Best Undervalued Energy Stocks in June

Energy companies, such as ECA Marcellus Trust I, trading at a market price below their true values are considered to be undervalued. There’s a few ways you can value a company. The most popular methods include discounting the company’s cash flows it is expected to create in the future, or comparing its price to its peers or the value of its assets. Analysing the most recent financial data, I’ve created a list of companies that compare favourably in all criteria, making them potentially good investments.

ECA Marcellus Trust I (NYSE:ECT)

ECA Marcellus Trust I owns royalty interests in producing and development horizontal natural gas wells for Energy Corporation of America (ECA). ECA Marcellus Trust I was formed in 2010 and with the company’s market cap sitting at USD $34.33M, it falls under the small-cap category.

ECT’s stock is currently floating at around -57% beneath its true value of $4.52, at a price tag of US$1.95, according to my discounted cash flow model. This mismatch signals an opportunity to buy ECT shares at a discount. In addition to this, ECT’s PE ratio is trading at around 6.53x against its its Oil and Gas peer level of, 13.42x suggesting that relative to its peers, ECT can be bought at a cheaper price right now. ECT is also a financially healthy company, with short-term assets covering liabilities in the near future as well as in the long run. ECT has zero debt on its books as well, meaning it has no long term debt obligations to worry about. Dig deeper into ECA Marcellus Trust I here.

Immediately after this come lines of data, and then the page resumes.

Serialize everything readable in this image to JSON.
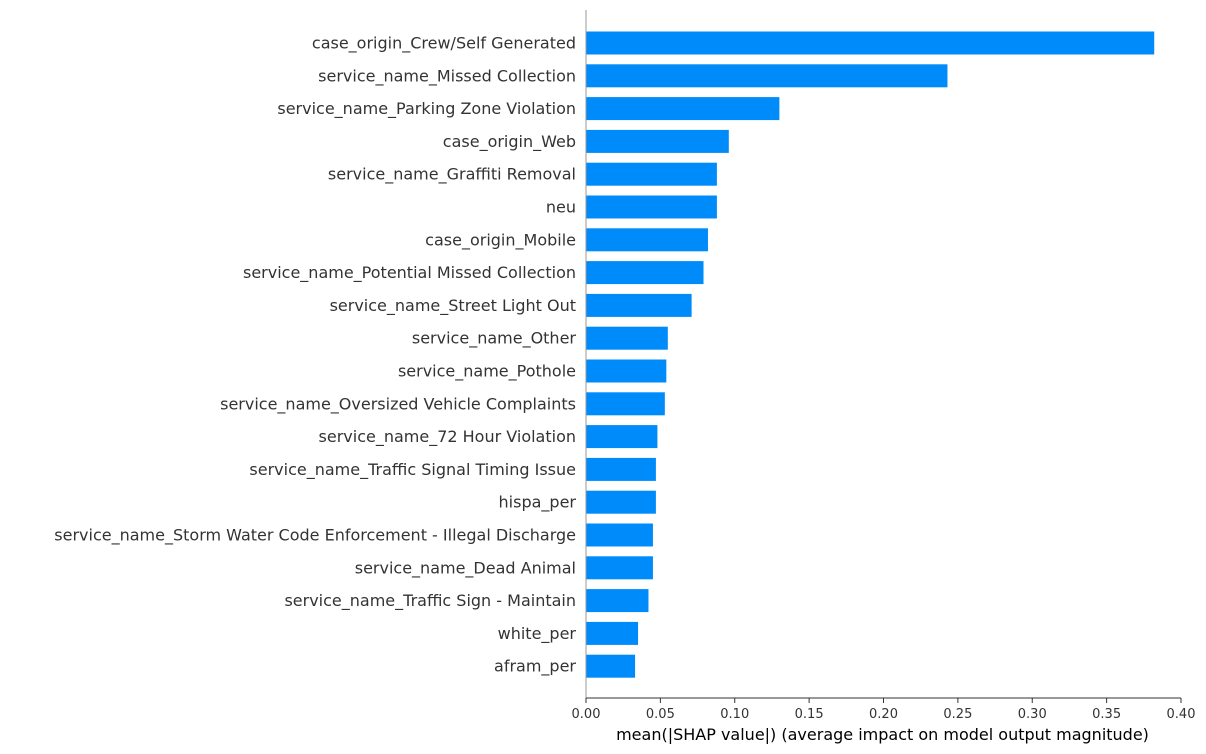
{
  "chart_data": {
    "type": "bar",
    "orientation": "horizontal",
    "title": "",
    "xlabel": "mean(|SHAP value|) (average impact on model output magnitude)",
    "ylabel": "",
    "xlim": [
      0,
      0.4
    ],
    "xticks": [
      0.0,
      0.05,
      0.1,
      0.15,
      0.2,
      0.25,
      0.3,
      0.35,
      0.4
    ],
    "xtick_labels": [
      "0.00",
      "0.05",
      "0.10",
      "0.15",
      "0.20",
      "0.25",
      "0.30",
      "0.35",
      "0.40"
    ],
    "grid": false,
    "bar_color": "#008bfb",
    "categories": [
      "case_origin_Crew/Self Generated",
      "service_name_Missed Collection",
      "service_name_Parking Zone Violation",
      "case_origin_Web",
      "service_name_Graffiti Removal",
      "neu",
      "case_origin_Mobile",
      "service_name_Potential Missed Collection",
      "service_name_Street Light Out",
      "service_name_Other",
      "service_name_Pothole",
      "service_name_Oversized Vehicle Complaints",
      "service_name_72 Hour Violation",
      "service_name_Traffic Signal Timing Issue",
      "hispa_per",
      "service_name_Storm Water Code Enforcement - Illegal Discharge",
      "service_name_Dead Animal",
      "service_name_Traffic Sign - Maintain",
      "white_per",
      "afram_per"
    ],
    "values": [
      0.382,
      0.243,
      0.13,
      0.096,
      0.088,
      0.088,
      0.082,
      0.079,
      0.071,
      0.055,
      0.054,
      0.053,
      0.048,
      0.047,
      0.047,
      0.045,
      0.045,
      0.042,
      0.035,
      0.033
    ]
  }
}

NYSE:ECT PE PEG Gauge Jun 26th 18
NYSE:ECT PE PEG Gauge Jun 26th 18

San Juan Basin Royalty Trust (NYSE:SJT)

San Juan Basin Royalty Trust operates as an express trust in Texas. San Juan Basin Royalty Trust was started in 1980 and with the company’s market cap sitting at USD $280.12M, it falls under the small-cap stocks category.

SJT’s stock is currently trading at -40% below its actual level of $10.04, at a price tag of US$6.01, according to my discounted cash flow model. The mismatch signals a potential chance to invest in SJT at a discounted price. What’s even more appeal is that SJT’s PE ratio stands at around 7.53x relative to its Oil and Gas peer level of, 13.42x implying that relative to its peers, we can invest in SJT at a lower price. SJT also has a healthy balance sheet, with near-term assets able to cover upcoming and long-term liabilities. SJT has zero debt on its books as well, meaning it has no long term debt obligations to worry about. Dig deeper into San Juan Basin Royalty Trust here.

NYSE:SJT PE PEG Gauge Jun 26th 18
NYSE:SJT PE PEG Gauge Jun 26th 18

Natural Resource Partners L.P. (NYSE:NRP)

Natural Resource Partners L.P., through its subsidiaries, owns, operates, manages, and leases mineral properties in the United States. Started in 2002, and run by CEO Corbin Robertson, the company currently employs 243 people and with the company’s market cap sitting at USD $394.32M, it falls under the small-cap group.

NRP’s stock is currently floating at around -26% beneath its actual value of $43.75, at the market price of US$32.20, based on my discounted cash flow model. The difference between value and price signals a potential opportunity to buy NRP shares at a discount. Furthermore, NRP’s PE ratio stands at 5.11x against its its Oil and Gas peer level of, 13.42x meaning that relative to its peers, NRP can be bought at a cheaper price right now. NRP is also in good financial health, with short-term assets covering liabilities in the near future as well as in the long run. The stock’s debt-to-equity ratio of 152.14% has been declining over the past couple of years revealing its ability to reduce its debt obligations year on year. Dig deeper into Natural Resource Partners here.

NYSE:NRP PE PEG Gauge Jun 26th 18
NYSE:NRP PE PEG Gauge Jun 26th 18

For more financially sound, undervalued companies to add to your portfolio, explore this interactive list of undervalued stocks.